Jari-jari kaki kecilnya menyusup lembut di antara rerumputan, membuat embun-embun berhamburan.
Menyusuri gundukan tanah yang tertutup oleh daun-daun kering yang telah gugur.
Melompati akar-akar pohon tua yang muncul ke permukaan.
Saling mengintip dengan cahaya matahari lewat celah-celah daun yang rimbun.
Bertatapan dengan berbagai jenis makhluk Tuhan yang lain.
Ketika menengadah ke atas, Celahir melihat burung-burung terbang.
Lalu, terlintas dalam otaknya...
mengapa aku tak punya sayap seperti para burung itu?
aku pun ingin terbang seperti mereka...
aku sedang merindukan Cirnelle, seandainya aku punya sayap seperti mereka....
Karena Celahir sangat menginginkannya, maka dia merampas sayap milik salah satu burung.
Dan kini, dia pun bisa terbang sesuka hatinya.
Akhirnya ia pun mampu terbang mengunjungi Cirnelle kapan pun ia mau.

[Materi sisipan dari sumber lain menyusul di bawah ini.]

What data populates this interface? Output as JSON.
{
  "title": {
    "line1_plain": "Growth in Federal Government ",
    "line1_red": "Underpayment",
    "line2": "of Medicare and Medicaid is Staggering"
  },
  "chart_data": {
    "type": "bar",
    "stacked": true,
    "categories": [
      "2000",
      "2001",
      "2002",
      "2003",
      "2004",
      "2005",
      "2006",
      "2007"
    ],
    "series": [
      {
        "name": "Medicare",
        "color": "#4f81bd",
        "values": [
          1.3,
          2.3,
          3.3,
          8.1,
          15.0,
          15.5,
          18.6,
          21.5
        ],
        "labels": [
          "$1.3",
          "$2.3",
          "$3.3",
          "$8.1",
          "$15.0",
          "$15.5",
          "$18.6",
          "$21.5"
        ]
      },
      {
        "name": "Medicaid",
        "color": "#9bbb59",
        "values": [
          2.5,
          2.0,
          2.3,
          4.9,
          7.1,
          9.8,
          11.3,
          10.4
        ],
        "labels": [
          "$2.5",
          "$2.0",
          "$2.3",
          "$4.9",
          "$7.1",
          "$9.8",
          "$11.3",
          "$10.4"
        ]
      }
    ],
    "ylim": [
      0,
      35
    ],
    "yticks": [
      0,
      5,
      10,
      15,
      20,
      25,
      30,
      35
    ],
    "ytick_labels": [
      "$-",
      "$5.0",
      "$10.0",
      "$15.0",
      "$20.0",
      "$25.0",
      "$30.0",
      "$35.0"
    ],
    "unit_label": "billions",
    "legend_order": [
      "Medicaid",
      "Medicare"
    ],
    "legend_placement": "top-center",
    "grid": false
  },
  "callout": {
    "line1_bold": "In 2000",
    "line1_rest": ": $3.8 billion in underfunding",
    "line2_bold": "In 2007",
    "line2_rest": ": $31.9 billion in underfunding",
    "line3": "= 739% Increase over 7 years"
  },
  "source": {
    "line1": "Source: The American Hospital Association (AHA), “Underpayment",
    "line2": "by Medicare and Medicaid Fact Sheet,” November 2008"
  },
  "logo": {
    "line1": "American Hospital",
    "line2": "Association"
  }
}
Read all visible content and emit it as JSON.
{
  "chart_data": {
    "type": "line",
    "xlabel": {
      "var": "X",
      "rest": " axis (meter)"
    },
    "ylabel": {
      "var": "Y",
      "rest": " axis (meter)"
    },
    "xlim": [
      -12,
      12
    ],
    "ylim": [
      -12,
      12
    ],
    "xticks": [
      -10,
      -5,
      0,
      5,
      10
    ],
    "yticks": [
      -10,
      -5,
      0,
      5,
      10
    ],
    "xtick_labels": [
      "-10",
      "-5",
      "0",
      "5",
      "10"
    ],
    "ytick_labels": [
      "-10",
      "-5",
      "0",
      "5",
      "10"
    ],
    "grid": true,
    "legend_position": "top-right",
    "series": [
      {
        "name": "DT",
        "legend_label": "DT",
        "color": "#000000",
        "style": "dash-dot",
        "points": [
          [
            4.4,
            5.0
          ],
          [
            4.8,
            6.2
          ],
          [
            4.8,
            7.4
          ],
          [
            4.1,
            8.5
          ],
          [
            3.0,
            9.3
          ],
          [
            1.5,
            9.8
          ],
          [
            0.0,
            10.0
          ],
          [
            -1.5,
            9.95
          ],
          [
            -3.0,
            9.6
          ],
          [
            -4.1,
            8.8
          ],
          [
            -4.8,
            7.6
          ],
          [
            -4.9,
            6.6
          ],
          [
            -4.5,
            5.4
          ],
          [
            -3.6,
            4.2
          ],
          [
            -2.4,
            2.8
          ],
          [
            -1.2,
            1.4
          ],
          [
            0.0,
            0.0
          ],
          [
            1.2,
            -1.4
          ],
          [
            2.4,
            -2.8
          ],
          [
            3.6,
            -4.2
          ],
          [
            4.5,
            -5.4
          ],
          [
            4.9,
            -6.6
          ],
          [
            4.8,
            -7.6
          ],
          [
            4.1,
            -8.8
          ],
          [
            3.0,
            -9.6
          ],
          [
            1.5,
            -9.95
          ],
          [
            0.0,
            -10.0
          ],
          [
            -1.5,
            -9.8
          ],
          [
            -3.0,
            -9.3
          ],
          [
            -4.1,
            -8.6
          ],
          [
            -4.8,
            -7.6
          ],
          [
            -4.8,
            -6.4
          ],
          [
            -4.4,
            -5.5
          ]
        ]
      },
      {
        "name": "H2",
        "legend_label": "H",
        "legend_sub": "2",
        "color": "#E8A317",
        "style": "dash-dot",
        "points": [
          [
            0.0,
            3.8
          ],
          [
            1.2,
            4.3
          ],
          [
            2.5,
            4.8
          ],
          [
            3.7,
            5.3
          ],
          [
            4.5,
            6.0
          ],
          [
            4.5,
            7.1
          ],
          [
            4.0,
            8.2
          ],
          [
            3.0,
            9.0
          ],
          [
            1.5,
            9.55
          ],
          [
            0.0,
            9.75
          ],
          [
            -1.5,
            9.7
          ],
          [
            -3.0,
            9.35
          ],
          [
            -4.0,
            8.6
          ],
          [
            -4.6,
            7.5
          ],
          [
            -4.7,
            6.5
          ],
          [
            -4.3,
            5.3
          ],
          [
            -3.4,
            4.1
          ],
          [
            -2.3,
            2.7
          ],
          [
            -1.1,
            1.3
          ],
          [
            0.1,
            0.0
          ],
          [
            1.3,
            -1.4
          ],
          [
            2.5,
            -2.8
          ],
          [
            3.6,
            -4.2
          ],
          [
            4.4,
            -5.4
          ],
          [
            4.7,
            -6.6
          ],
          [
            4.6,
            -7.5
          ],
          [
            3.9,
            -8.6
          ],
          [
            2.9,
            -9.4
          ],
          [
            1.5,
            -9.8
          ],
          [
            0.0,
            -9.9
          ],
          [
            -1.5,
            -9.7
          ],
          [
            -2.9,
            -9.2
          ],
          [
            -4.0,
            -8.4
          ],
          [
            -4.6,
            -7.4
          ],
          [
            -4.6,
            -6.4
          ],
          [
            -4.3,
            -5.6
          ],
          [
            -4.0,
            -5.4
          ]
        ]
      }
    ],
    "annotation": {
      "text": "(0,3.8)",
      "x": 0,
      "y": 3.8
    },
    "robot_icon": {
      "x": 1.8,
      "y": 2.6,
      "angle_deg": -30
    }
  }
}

Lambat laun, Celahir merasakan sesuatu hilang dari dirinya,
tak tahu apa itu.
Dia tetap mengunjungi Cirnelle tiap waktu.
Suatu hari terpikirkan olehnya,
oh, mengapa kini aku tak pernah merindukan Cirnelle lagi?
aku merindukan rasa itu.
apakah ini karena sayap ini?
Dan kini dia pun sadar mengapa ia tak punya sayap.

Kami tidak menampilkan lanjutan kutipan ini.